Oversees and maintains reliable communication pathways between DN IT environments and Azure private VNets, ensuring secure and efficient routing of data across all ACDE services. Maintains responsibility for performance, stability, and 24×7 availability of cloud-hosted solutions.
Manages capacity by performing up‑ and down‑scaling activities based on system load requirements. Executes deployments of technical changes, software updates, and cloud infrastructure enhancements. Administers certificate lifecycle management, including issuance, renewal, and rotation, to maintain security and compliance across the ACDE ecosystem.
Supports sprint-based development activities by providing cloud infrastructure monitoring, resource readiness, and operational enablement for evolving feature releases.
Responsibilities
- Monitor and support all ACDE Azure Cloud Infrastructure environments, including subscriptions, resources, certificates, data routing, and private VNet connectivity.
- Proactively analyze alerts and logs to identify, troubleshoot, and resolve operational and performance issues, ensuring 24×7 system availability.
- Collaborate with ACDE developers, data analysts, product teams, and security stakeholders to design cost‑effective, secure, and scalable cloud solutions.
- Lead incident resolution efforts, performing root‑cause analysis and implementing sustainable fixes.
- Deploy and configure cloud infrastructure and applications through automation tools including certificate lifecycle tasks.
- Implement code‑level changes for custom automations and operational tooling that support sprint development and ongoing feature readiness.
- Manage capacity and optimize cloud performance through scaling, resource tuning, and continuous evaluation of system health and cost efficiency.

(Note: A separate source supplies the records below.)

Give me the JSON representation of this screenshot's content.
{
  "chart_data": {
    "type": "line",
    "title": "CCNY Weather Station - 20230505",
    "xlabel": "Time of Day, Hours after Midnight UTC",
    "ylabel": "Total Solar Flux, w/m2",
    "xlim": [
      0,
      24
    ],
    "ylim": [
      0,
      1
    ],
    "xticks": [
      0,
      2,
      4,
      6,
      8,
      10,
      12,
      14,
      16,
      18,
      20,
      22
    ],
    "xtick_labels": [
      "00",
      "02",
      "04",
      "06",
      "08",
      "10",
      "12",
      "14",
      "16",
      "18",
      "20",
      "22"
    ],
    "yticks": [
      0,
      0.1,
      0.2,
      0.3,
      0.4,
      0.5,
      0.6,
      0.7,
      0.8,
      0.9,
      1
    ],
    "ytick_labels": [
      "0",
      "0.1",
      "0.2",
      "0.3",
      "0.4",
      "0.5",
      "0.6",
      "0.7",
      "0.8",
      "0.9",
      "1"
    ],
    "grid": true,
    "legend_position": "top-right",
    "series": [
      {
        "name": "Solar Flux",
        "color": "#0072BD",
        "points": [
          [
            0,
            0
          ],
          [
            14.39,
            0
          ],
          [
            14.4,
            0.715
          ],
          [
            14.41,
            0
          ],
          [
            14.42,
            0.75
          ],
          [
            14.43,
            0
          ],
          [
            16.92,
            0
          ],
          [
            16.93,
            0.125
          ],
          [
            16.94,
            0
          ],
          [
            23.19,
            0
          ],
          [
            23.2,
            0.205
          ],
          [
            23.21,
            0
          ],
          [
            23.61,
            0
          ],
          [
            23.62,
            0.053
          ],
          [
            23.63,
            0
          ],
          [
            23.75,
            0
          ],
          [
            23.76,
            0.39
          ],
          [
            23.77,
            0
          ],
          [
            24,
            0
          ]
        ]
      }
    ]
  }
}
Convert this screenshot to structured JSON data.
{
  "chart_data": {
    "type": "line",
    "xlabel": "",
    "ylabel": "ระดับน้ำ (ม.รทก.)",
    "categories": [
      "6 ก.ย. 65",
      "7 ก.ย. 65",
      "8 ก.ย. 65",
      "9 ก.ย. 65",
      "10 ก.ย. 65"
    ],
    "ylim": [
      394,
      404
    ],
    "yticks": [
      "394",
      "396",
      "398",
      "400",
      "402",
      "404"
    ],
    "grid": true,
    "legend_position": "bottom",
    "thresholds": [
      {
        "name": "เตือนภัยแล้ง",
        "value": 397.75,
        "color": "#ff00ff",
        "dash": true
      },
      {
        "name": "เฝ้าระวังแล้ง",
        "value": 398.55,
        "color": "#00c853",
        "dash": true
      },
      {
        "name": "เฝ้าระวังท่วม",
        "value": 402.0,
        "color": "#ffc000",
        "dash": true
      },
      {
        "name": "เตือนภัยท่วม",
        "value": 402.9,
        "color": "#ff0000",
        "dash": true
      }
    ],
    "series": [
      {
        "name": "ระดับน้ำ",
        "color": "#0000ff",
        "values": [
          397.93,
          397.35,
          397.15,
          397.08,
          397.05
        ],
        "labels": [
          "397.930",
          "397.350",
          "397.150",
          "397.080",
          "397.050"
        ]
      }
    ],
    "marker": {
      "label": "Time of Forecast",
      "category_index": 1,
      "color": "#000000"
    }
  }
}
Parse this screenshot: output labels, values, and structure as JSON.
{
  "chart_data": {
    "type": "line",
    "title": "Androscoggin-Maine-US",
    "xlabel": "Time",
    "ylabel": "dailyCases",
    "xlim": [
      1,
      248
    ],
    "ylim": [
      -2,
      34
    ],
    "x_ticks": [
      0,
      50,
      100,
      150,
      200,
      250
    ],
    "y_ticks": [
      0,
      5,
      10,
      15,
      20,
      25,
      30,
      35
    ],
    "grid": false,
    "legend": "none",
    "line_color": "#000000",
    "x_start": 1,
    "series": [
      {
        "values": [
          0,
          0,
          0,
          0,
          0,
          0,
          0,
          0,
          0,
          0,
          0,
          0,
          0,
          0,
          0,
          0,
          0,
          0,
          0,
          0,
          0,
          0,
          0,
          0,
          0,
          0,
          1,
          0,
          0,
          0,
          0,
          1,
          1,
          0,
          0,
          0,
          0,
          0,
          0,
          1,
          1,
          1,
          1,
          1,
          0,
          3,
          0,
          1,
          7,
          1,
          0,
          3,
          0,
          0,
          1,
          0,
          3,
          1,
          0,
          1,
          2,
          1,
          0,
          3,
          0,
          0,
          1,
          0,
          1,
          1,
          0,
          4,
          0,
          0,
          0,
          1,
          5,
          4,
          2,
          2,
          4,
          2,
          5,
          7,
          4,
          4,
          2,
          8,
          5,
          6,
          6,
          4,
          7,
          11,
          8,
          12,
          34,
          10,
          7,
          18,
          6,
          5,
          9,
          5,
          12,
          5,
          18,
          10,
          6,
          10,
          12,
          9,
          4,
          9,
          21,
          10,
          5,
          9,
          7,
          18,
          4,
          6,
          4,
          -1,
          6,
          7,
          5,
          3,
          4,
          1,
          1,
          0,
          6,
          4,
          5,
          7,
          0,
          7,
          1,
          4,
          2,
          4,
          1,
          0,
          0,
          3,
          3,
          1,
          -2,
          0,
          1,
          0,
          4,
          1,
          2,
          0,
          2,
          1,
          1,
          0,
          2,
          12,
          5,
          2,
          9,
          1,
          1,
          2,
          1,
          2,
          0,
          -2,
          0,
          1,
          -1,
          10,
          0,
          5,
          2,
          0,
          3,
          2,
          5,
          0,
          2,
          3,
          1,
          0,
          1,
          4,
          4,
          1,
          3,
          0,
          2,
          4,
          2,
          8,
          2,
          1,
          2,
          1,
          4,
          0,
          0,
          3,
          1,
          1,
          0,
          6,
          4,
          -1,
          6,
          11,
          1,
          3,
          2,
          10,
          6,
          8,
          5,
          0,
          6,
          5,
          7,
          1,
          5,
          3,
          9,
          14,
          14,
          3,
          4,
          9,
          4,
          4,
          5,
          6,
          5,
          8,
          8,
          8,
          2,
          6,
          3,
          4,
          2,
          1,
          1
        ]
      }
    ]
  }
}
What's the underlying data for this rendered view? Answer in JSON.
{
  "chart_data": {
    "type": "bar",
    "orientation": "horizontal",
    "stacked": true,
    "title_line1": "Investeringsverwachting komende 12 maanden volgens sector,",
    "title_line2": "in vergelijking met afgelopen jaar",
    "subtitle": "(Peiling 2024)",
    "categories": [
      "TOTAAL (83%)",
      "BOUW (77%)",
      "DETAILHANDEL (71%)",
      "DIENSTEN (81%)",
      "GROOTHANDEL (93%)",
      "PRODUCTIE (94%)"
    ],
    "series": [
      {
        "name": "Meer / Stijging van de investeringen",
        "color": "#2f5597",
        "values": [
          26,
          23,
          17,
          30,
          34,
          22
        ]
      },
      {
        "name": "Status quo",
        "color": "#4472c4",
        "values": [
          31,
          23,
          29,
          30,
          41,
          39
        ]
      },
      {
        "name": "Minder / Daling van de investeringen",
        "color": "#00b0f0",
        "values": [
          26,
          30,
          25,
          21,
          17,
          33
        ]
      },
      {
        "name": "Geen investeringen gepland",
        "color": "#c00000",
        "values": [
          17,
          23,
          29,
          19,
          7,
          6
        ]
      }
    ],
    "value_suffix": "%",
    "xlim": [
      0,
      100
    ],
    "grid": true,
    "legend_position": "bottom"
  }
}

- Support AKS (Azure Kubernetes Service) workloads, including Docker‑based deployments, troubleshooting, and performance optimization.
- Recommend improvements for security, reliability, and cost savings, evaluating new Azure services and technologies for ACDE adoption.
- Ensure reliable communication and secure data routing between DN IT environments and Azure private VNets, maintaining connectivity, performance, and security across ACDE systems.